Let's say you want to find your life story in pi. We'll assume your life story isn't going to take up more room than the Bible, around 3.5 million characters in English, according to this guy's grandfather. Close enough for me. (You can pick any upper limit to the number of characters you think you'll need; the process can handle any number.) Now you need to make a list of all possible words that are no more than 3.5 million characters long. I'd recommend writing all the one-letter words first, followed by all the two-letter words, and so on, using alphabetical order at each step. This gives you some huge but still finite list of possible words—let's say K is the number of them.
What we need now is a way to assign each word on this list to a unique chunk of information that appears in pi. In other words, we need to find at least K distinct "things" in the number pi. To do this, we exploit the fact that for any irrational number, there are at least K+1 distinct strings that are K digits long. For example, if you look for strings that are two digits long in the irrational number 0.101001000100001 … , you will find three strings: 10, 01, and 00. For strings of three digits, you will find at least four examples.

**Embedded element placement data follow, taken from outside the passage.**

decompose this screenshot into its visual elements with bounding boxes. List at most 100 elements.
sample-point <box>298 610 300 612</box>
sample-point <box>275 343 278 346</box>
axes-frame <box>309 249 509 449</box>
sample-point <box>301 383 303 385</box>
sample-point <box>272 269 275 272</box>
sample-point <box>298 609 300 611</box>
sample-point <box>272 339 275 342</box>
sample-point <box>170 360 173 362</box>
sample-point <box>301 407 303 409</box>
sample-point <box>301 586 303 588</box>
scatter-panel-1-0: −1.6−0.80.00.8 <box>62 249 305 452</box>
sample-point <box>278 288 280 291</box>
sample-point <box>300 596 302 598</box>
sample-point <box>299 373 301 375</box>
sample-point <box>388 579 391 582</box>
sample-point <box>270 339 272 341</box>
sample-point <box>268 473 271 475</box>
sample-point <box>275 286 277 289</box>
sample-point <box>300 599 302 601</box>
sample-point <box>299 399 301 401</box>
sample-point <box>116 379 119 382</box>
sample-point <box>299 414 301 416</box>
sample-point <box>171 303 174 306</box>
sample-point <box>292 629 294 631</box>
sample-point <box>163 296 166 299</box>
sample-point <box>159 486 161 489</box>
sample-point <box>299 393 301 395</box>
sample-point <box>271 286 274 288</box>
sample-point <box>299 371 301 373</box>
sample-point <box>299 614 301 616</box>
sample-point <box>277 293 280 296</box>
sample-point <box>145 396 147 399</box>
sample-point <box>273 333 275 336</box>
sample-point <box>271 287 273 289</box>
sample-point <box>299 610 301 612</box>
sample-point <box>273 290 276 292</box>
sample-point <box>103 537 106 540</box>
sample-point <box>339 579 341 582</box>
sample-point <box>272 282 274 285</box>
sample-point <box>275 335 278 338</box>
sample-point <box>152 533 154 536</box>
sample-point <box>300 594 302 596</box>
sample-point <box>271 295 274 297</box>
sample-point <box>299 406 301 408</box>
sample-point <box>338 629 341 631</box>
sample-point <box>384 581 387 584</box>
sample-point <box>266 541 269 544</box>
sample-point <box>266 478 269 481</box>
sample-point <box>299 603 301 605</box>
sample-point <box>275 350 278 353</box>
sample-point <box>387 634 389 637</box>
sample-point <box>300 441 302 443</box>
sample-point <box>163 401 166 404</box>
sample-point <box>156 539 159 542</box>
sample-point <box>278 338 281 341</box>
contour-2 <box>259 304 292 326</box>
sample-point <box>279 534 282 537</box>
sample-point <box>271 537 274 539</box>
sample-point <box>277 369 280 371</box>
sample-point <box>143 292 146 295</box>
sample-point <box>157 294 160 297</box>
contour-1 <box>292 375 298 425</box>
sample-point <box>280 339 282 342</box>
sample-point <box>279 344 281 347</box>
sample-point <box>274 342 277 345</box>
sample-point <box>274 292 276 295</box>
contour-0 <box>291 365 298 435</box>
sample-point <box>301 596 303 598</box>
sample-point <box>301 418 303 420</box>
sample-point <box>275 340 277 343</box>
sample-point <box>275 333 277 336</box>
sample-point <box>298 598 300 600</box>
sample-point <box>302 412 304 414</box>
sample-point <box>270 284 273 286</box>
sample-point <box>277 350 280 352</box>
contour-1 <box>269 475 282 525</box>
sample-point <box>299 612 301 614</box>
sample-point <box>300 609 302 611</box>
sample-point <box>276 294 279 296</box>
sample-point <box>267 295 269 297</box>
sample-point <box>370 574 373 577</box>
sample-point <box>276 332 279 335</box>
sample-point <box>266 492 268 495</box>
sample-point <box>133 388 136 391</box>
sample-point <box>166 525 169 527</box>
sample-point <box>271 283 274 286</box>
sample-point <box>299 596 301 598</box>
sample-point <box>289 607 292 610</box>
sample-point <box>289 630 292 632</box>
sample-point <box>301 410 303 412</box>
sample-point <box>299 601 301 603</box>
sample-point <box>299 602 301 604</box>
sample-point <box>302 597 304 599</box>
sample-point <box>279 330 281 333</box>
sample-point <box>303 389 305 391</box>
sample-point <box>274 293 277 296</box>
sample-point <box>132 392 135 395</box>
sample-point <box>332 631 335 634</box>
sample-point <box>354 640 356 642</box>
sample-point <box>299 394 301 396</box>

Using this fact, we look at the digits of pi in chunks of length K. To the first chunk, assign the first word on your list. To the second distinct chunk (which may overlap with the first; that's OK), assign the second word, and so on. We "only" have K words on our list, and we have at least K+1 distinct blocks of length K, so we'll run out of words before we run out of blocks. If we have more distinct blocks than we have words on our list (we will), we can just start over at the beginning of our list of words. There's nothing wrong with encoding the same word twice. That will happen anyway because some K-digit blocks will show up multiple (and even infinitely many) times.
This process is not as straightforward as ASCII coding, but for any given irrational number, it gives us all possible strings up to some finite length. It might feel like cheating because we've specified what we want to find. But I think it's like finding a needle in a haystack: It's not going to happen if you're not looking for needles. And there is no upper limit to how long the things on your list can be, Ralston wrote in an email. It could be, "for example, all strings whose length is not larger than the number of elementary particles in the observable universe, which is (I think) a reasonable restriction to place on 'all possible words,' and includes the binary code for a very high-resolution JPEG of that awkward moment from your senior prom."
We don't know for sure that pi contains all possible strings of decimal digits, but on a deeper level, the meme is right. And if it gets you pondering the mysteries of infinity, so much the better. You won't be alone. The idea that monkeys sitting at a typewriter would eventually produce the complete works of Shakespeare has been around for decades. To continue bending your mind, I recommend these variations on the theme. Jorge Luis Borges explores the darker side of the concept in his short story The Library of Babel, and the always entertaining Vi Hart's video for Pi Day 2012 tackles the question, "Are Shakespeare's Plays Encoded in Pi?" Enjoy!